Like many others, I look around me for inspiration. Fortunately, with the company I keep, the books I read, and the environment in which I live, I don’t have to look too hard. One of the forums I frequent offered the following quote attributed to Joseph Priestley:
“The more we elaborate our means of communication, the less we communicate.”
I did a little research and was perplexed by the number of people who endorsed such a message. There is plenty of evidence that technology is making many of us lazy communicators, that texting alone is eroding language proficiency, and that social networking makes relationships with “friends” or “connections” increasingly superficial. I won’t argue that one bit. I have been disappointed more than once by the lack of response to a message I transmitted, whether it be by voice, text, e-mail, or letter. I acknowledge that text messaging, chat abbreviations, and social shorthand has created a language that resembles English less and less each day. And I freely admit that being “friends” with people we have not met in the physical world makes me a little uncomfortable at times. That said, the technology that enables such communication amazes me. I believe that the more elaborate the means become, the more I communicate.

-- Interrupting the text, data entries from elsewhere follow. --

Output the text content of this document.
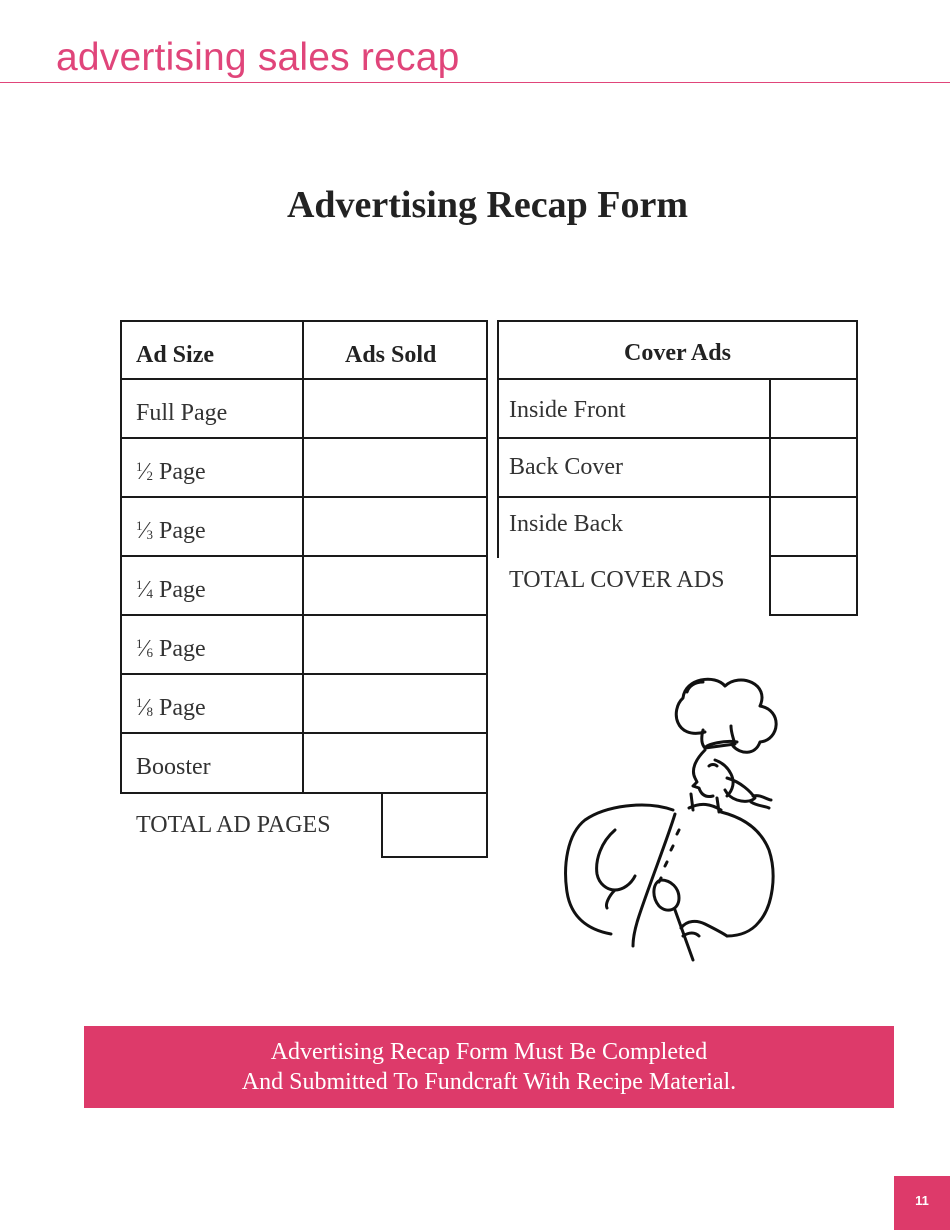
advertising sales recap
Advertising Recap Form
Ad Size	Ads Sold
Full Page
$^1⁄_2$ Page
$^1⁄_3$ Page
$^1⁄_4$ Page
$^1⁄_6$ Page
$^1⁄_8$ Page
Booster
TOTAL AD PAGES
Cover Ads
Inside Front
Back Cover
Inside Back
TOTAL COVER ADS
Advertising Recap Form Must Be Completed
And Submitted To Fundcraft With Recipe Material.
11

On a given day, I learn from thought leaders by watching (or listening to) talks they have given, blogs they have written, and articles they have shared. I connect with friends, family, and Shipmates from around the world through text, voice, and even letters. I reach out to inspiring people I have never met, and more often than not receive a meaningful response. Technology is amazing to me and the most impressive application is the communication it enables. As you might imagine, I completely disagree with Mr. Priestley. Instead, I offer the following:
“The more we elaborate our means of communication, the MORE we communicate, the wider the audience becomes, the farther our message is heard, and the greater the chance of reciprocation.”

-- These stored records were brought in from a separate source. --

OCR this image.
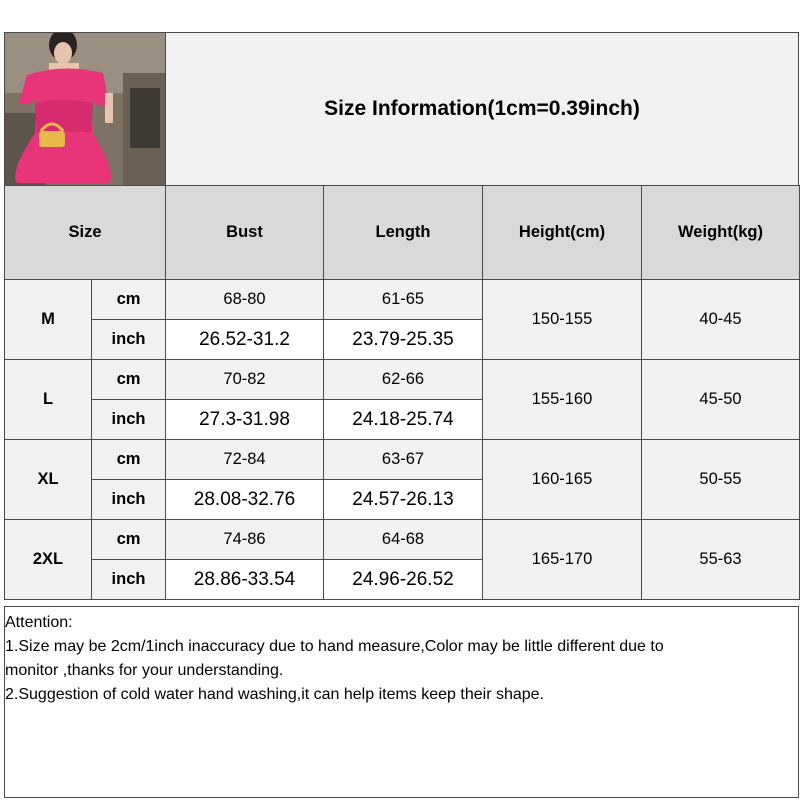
Size Information(1cm=0.39inch)
Size		Bust	Length	Height(cm)	Weight(kg)
M	cm	68-80	61-65	150-155	40-45
	inch	26.52-31.2	23.79-25.35		
L	cm	70-82	62-66	155-160	45-50
	inch	27.3-31.98	24.18-25.74		
XL	cm	72-84	63-67	160-165	50-55
	inch	28.08-32.76	24.57-26.13		
2XL	cm	74-86	64-68	165-170	55-63
	inch	28.86-33.54	24.96-26.52		

Attention:

1.Size may be 2cm/1inch inaccuracy due to hand measure,Color may be little different due to

monitor ,thanks for your understanding.

2.Suggestion of cold water hand washing,it can help items keep their shape.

Leaders have a responsibility to use any and all communication means available to effectively communicate with others. Meetings need not be physical in nature (though many times direct presence is required) and a message might be best articulated through pictures, numbers, words, graphs, tables, video, or any combination thereof. The important thing is that communication is effective, not that it is elaborate. That said, the more elaborate our means becomes, the greater the opportunity we have to truly reach the target audience, provided we care enough to truly communicate.
- What communication vehicles are you afraid to use?
- How is your target audience best reached?
- Do you expect the audience to come to you or do you recognize your responsibility to go to them?